World Council of Churches (see below)
WCC SUPPORTS GROUNDBREAKING GLOBAL FRAMEWORK TO FIGHT CLIMATE CHANGE
The World Council of Churches (WCC) has endorsed a groundbreaking climate change statement, fruit of an unprecedented consensus among high-level representatives of the corporate world as well as civil, religious and educational institutions.
This statement is "carefully drafted and urgently needed", wrote WCC general secretary Rev. Dr Samuel Kobia in a letter endorsing "The Path to Climate Sustainability: A Joint Statement by the Global Roundtable on Climate Change" on behalf of the WCC. The Council "will continue to participate in the process of bringing the concerns this statement addresses to the world", he added.
Endorsed by an unprecedented group of companies and organisations from around the world, the statement calls on governments to set scientifically informed targets for greenhouse gases and carbon dioxide (CO2) emissions. It also urges them to place a price on carbon emissions and to set forth policies aimed at addressing energy efficiency and de-carbonisation in all sectors.

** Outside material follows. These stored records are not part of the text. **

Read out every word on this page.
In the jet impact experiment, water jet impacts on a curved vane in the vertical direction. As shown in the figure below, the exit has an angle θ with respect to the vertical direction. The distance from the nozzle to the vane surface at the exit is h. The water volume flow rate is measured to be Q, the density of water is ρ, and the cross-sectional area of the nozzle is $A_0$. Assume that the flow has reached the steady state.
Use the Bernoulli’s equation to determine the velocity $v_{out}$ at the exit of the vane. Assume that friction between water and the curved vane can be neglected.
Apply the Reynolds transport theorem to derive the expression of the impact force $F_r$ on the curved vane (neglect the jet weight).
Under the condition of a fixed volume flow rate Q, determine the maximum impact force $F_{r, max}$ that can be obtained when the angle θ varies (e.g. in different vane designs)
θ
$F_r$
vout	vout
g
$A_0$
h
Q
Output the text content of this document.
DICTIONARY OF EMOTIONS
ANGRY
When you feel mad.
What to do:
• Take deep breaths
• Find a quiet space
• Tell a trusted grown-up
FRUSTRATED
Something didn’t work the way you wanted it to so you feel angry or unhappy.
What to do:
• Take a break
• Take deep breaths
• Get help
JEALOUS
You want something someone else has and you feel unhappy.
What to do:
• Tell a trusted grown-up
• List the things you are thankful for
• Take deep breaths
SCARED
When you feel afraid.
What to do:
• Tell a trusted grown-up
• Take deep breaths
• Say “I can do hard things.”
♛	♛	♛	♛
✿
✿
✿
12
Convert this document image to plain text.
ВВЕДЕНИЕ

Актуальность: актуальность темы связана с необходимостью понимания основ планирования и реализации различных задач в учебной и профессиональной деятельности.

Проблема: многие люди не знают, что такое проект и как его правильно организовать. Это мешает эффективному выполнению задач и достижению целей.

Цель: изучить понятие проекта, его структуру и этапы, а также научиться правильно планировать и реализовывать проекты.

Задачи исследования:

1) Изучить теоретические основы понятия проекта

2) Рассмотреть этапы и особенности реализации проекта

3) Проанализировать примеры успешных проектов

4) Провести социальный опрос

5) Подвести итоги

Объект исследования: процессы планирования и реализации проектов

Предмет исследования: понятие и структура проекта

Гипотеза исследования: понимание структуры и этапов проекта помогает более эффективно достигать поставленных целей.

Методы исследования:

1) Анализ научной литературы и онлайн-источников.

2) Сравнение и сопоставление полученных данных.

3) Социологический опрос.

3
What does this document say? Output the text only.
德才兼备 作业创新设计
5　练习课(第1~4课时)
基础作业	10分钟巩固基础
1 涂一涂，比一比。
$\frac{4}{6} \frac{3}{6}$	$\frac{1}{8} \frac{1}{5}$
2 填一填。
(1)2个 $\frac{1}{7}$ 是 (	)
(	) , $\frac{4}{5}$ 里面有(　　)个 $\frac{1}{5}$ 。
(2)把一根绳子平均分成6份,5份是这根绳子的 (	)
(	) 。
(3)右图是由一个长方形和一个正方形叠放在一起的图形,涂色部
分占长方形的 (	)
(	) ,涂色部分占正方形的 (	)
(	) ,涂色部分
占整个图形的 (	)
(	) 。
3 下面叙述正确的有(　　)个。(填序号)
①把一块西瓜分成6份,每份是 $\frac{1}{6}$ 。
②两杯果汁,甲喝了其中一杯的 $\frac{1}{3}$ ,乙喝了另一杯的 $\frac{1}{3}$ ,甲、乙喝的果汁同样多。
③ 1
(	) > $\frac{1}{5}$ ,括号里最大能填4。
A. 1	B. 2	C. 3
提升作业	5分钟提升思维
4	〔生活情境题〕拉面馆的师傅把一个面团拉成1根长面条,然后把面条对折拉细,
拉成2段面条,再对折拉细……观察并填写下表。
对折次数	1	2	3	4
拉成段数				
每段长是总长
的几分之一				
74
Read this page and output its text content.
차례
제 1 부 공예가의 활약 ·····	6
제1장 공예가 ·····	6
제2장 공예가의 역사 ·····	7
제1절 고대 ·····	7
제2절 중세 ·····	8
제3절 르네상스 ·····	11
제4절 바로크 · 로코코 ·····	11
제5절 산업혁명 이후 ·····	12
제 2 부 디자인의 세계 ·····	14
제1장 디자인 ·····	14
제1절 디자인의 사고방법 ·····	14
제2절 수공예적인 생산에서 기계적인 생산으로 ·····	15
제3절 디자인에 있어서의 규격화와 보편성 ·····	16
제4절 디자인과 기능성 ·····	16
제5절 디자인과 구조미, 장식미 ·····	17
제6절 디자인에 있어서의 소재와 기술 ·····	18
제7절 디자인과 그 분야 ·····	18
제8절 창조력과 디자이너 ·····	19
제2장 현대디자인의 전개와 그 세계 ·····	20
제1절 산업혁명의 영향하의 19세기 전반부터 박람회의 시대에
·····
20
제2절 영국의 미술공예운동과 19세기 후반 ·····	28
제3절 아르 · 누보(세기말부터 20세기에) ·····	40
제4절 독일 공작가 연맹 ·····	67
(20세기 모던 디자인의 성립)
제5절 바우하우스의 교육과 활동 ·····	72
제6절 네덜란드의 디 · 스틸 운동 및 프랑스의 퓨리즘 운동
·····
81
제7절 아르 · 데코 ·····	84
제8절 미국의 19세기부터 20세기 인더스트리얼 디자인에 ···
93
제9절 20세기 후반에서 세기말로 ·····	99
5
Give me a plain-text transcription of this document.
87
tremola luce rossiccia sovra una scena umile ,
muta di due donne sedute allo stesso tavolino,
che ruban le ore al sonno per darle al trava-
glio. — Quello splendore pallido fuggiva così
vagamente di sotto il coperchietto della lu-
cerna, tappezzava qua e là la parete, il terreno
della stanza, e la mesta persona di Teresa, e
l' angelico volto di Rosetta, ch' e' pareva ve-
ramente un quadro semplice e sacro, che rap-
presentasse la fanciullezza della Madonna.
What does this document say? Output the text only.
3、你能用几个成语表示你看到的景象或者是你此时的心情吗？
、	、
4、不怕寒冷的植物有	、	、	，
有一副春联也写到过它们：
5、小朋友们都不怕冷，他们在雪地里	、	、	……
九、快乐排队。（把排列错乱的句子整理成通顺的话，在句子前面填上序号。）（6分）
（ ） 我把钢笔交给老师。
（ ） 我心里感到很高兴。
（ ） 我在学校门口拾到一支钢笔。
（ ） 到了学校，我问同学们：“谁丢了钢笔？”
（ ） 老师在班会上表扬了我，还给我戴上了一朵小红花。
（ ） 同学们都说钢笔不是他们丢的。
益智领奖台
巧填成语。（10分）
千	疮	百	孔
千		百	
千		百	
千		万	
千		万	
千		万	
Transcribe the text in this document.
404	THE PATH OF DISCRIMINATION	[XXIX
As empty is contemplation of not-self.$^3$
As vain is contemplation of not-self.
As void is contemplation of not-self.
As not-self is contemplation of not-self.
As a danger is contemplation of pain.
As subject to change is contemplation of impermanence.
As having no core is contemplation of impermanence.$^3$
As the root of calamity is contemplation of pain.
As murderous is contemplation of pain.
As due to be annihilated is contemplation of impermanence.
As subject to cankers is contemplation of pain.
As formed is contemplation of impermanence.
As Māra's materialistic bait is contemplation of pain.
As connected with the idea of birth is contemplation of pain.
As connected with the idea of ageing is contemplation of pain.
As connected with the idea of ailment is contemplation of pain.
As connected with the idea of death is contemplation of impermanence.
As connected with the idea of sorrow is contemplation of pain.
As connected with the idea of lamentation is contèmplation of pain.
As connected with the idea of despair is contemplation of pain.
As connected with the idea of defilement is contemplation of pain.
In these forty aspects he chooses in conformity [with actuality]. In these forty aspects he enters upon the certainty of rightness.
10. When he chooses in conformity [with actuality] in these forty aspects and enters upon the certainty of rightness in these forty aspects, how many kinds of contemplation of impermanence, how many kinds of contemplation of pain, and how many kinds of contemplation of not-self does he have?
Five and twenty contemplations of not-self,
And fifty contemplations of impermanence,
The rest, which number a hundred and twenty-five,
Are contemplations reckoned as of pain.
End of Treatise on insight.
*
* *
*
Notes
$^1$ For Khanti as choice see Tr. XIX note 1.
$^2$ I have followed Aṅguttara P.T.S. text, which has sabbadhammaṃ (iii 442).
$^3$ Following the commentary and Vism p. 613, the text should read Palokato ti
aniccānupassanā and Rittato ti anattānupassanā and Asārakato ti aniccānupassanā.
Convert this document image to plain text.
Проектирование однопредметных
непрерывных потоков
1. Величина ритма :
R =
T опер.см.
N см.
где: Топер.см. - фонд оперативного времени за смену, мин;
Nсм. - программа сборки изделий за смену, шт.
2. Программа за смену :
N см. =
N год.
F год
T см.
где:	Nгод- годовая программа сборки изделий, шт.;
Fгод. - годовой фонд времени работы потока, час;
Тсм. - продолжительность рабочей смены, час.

Calling climate change "an urgent problem," the statement lays out a bold, proactive framework for global action to mitigate risks and impacts while also meeting the global need for energy, economic growth and sustainable development. It outlines cost-effective technologies that exist today and others that could be developed and deployed to improve energy efficiency and help reduce CO2 emissions and other greenhouse gases.
"The Path to Climate Sustainability" statement has been released today at a press conference in New York chaired by Jeffrey D. Sachs, head of the Global Roundtable on Climate Change (GROCC) and director of the Earth Institute at Columbia University.
Endorsements come from critical stakeholders, including leading corporations from all economic sectors to smaller firms with very different perspectives and concerns; they also include an array of civil, religious, environmental, research and educational institutions as well as a distinguished list of world-leading experts from the fields of climate science, engineering, economics and policy studies. [See a list here.]
"The WCC is anxious to encourage large companies like those included in the Global Roundtable to take action in their own businesses and provide leadership in the private sector that will result in limiting the polluting emissions that are causing climate change", said Dr. David G. Hallman, advisor of the WCC Climate Change Programme.